Mike Bernard of Bernard Bus Service, Chatfield, exclaimed, “I don’t understand how there can be confusion? Stop arms on school buses are great big, red signs with flashing red lights that say ‘STOP!’ STOP means STOP!”
Bernard has been in the bus business for 36 years. The family business, in its 76th year, serves the Chatfield, Rushford-Peterson and Mabel-Canton school districts. He’s seen numerous drivers drive around bus stop arms, endangering students. Says Bernard, “Our drivers see at least one motorist a day drive through a stop arm. Sometimes three or four. I’ve even seen people pass the bus on the right side as students are getting on or off!”
“Once, there was a father waiting with his kids for the bus at the roadside. He literally had to grab one of his kids out of the way when a car passed the bus on the right!”
The youngster wasn’t injured, but it was a very close call – so close that the car clipped off the buses’ side view mirror.
Passing a bus with its stop arm deployed and warning flashers on is not only dangerous, but highly illegal. Motorists face a $500 first-offense fine. A second offense is $1500 or more. More importantly, violators risk hitting students causing disabling and potentially life-threatening injuries – or worse, fatalities. Passing on the right can result in criminal charges.
Marc Presbty, manager at Harmony Transit Company with 15 buses, said, “Our drivers also see at least one drive-through a day, sometimes more, especially along Highway 52.”
Prestby said that holding violators accountable used to be a difficult process. “These incidents happen so fast that the bus driver has little time to get the car’s license plate number and detailed descriptions of car and driver.”
Law enforcement needs all of that detailed information –without it, law enforcement typically will not pursue the matter.
Chad Wangen, Transportation Director for Lanesboro Schools, says that catching stop arm violators is a challenge. “I try to focus on the license plate number and the color of the car.”
If he can he will also try to get the make and model of the car and a description of the driver.

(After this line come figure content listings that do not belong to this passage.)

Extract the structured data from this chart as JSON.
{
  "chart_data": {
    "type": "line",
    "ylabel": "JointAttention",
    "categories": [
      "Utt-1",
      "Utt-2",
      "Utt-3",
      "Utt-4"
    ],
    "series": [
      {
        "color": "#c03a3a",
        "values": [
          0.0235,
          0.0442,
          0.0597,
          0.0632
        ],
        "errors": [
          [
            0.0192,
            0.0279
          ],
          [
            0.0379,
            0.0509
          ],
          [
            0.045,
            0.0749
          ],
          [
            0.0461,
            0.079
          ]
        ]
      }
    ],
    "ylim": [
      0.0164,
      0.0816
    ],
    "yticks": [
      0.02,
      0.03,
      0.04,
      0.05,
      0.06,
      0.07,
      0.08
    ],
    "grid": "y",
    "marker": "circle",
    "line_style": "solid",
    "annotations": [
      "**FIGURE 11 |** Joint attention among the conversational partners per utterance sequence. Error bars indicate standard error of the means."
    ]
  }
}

When he submits information to law enforcement he typically doesn’t hear back if charges result.
Wangen said, “The sheriff tells me they mail a ticket to the person. But often it is my word against the driver – they’ll often deny it. It can be tricky getting a violator cited.”
Now, thanks to digital video camera technology and a multi-phase grant program from the Minnesota Office of Traffic Safety, numerous Minnesota school buses are equipped with stop arm video cameras. These cameras capture crystal-clear video of vehicles approaching a stopped bus from the rear and as they pass to the front – digitally documenting stop arm drive-through drivers.

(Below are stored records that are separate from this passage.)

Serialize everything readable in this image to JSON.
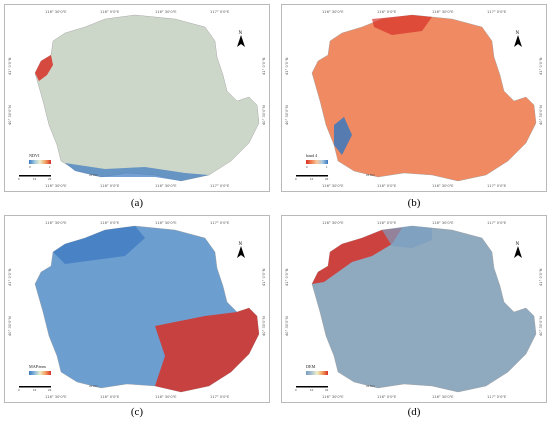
{
  "panels": [
    {
      "id": "a",
      "caption": "(a)",
      "legend_title": "NDVI",
      "legend_low": "0",
      "legend_high": "1",
      "scale_ticks": [
        "0",
        "10",
        "20"
      ],
      "scale_unit": "20 Mm",
      "ramp": [
        "#3a78c0",
        "#9cc8e0",
        "#eeeecc",
        "#f0a060",
        "#d73027"
      ],
      "base_color": "#cdd7c9",
      "north": "N"
    },
    {
      "id": "b",
      "caption": "(b)",
      "legend_title": "band 4",
      "legend_low": "0",
      "legend_high": "1",
      "scale_ticks": [
        "0",
        "10",
        "20"
      ],
      "scale_unit": "20 Mm",
      "ramp": [
        "#d73027",
        "#f08050",
        "#f6c9a0",
        "#a8c8e0",
        "#3a78c0"
      ],
      "base_color": "#ef8a62",
      "north": "N"
    },
    {
      "id": "c",
      "caption": "(c)",
      "legend_title": "MAP/mm",
      "legend_low": "",
      "legend_high": "",
      "scale_ticks": [
        "0",
        "10",
        "20"
      ],
      "scale_unit": "20 Mm",
      "ramp": [
        "#3a78c0",
        "#88b8dc",
        "#eeeec8",
        "#f4a060",
        "#d73027"
      ],
      "base_color": "#6d9ed0",
      "north": "N"
    },
    {
      "id": "d",
      "caption": "(d)",
      "legend_title": "DEM",
      "legend_low": "",
      "legend_high": "",
      "scale_ticks": [
        "0",
        "10",
        "20"
      ],
      "scale_unit": "20 Mm",
      "ramp": [
        "#7a9ec0",
        "#a8c0d0",
        "#f0f0c8",
        "#f4a060",
        "#d73027"
      ],
      "base_color": "#8fa9bf",
      "north": "N"
    }
  ],
  "graticule": {
    "top": [
      "116° 30'0\"E",
      "116° 0'0\"E",
      "116° 30'0\"E",
      "117° 0'0\"E"
    ],
    "bottom": [
      "116° 30'0\"E",
      "116° 0'0\"E",
      "116° 30'0\"E",
      "117° 0'0\"E"
    ],
    "left": [
      "41° 0'0\"N",
      "40° 30'0\"N",
      "40° 0'0\"N"
    ],
    "right": [
      "41° 0'0\"N",
      "40° 30'0\"N",
      "40° 0'0\"N"
    ]
  }
}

With the stop arm extended, the cameras begin recording. In the event of a drive-through, the bus driver pushes the “Panic Button,” saving the previous three minutes of video that’s to a hard drive aboard the bus. The video can be downloaded, reviewed and sent to law enforcement.

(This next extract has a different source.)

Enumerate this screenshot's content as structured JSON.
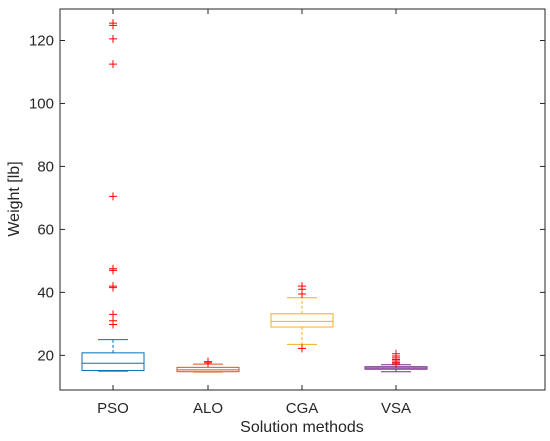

The cameras provide a detailed recording of exactly what happened, where and when. The video file can then be sent to the appropriate law enforcement agency, whether the incident occurred on a city street, county road, or state highway.
Harmony Transit was part of Phase 1 of the State grant program. The cameras were installed in July 2022. Of the 15 videos Marc Prestby has submitted to law enforcement since school started in 2022, there have been two convictions. Others are pending.
Said Prestby, “One violator tried to contest the citation, despite the video evidence.” The night before going to court the driver decided not to fight the charge.”
The driver was fined $500 and sentenced to 50 hours of community service. Second offenses are even more expensive. Some can result in criminal charges, especially if an injury or fatality results.
Prestby added, “Word is getting out about the stop arm video cameras – and the two convictions.”
Harmony Transit’s grant award totaled $35,000 to outfit 15 buses. Prestby adds, “The school district paid to have interior cameras installed, separate from the State grant. The interior cameras have also helped to reduce disturbances inside the buses.”
Bernard Bus Service has 32 camera-equipped buses and was a part of Phase 2 of the State grant program, receiving $82,069 for cameras. Bernard Bus paid for the in-bus cameras out of their own funds.
Bernard said, “We recorded 21 drivers in February 2023 alone. Consider that there were 15 school days in February. That’s at least one a day.”
Those numbers are even more dramatic considering there are about 13,000 buses on Minnesota roads each day. Bernard has personally seen as many as four drive-through incidents in a single day. He once had a semi-truck pass the stopped bus on the right side. Many drivers are simply distracted, often by their cell phones.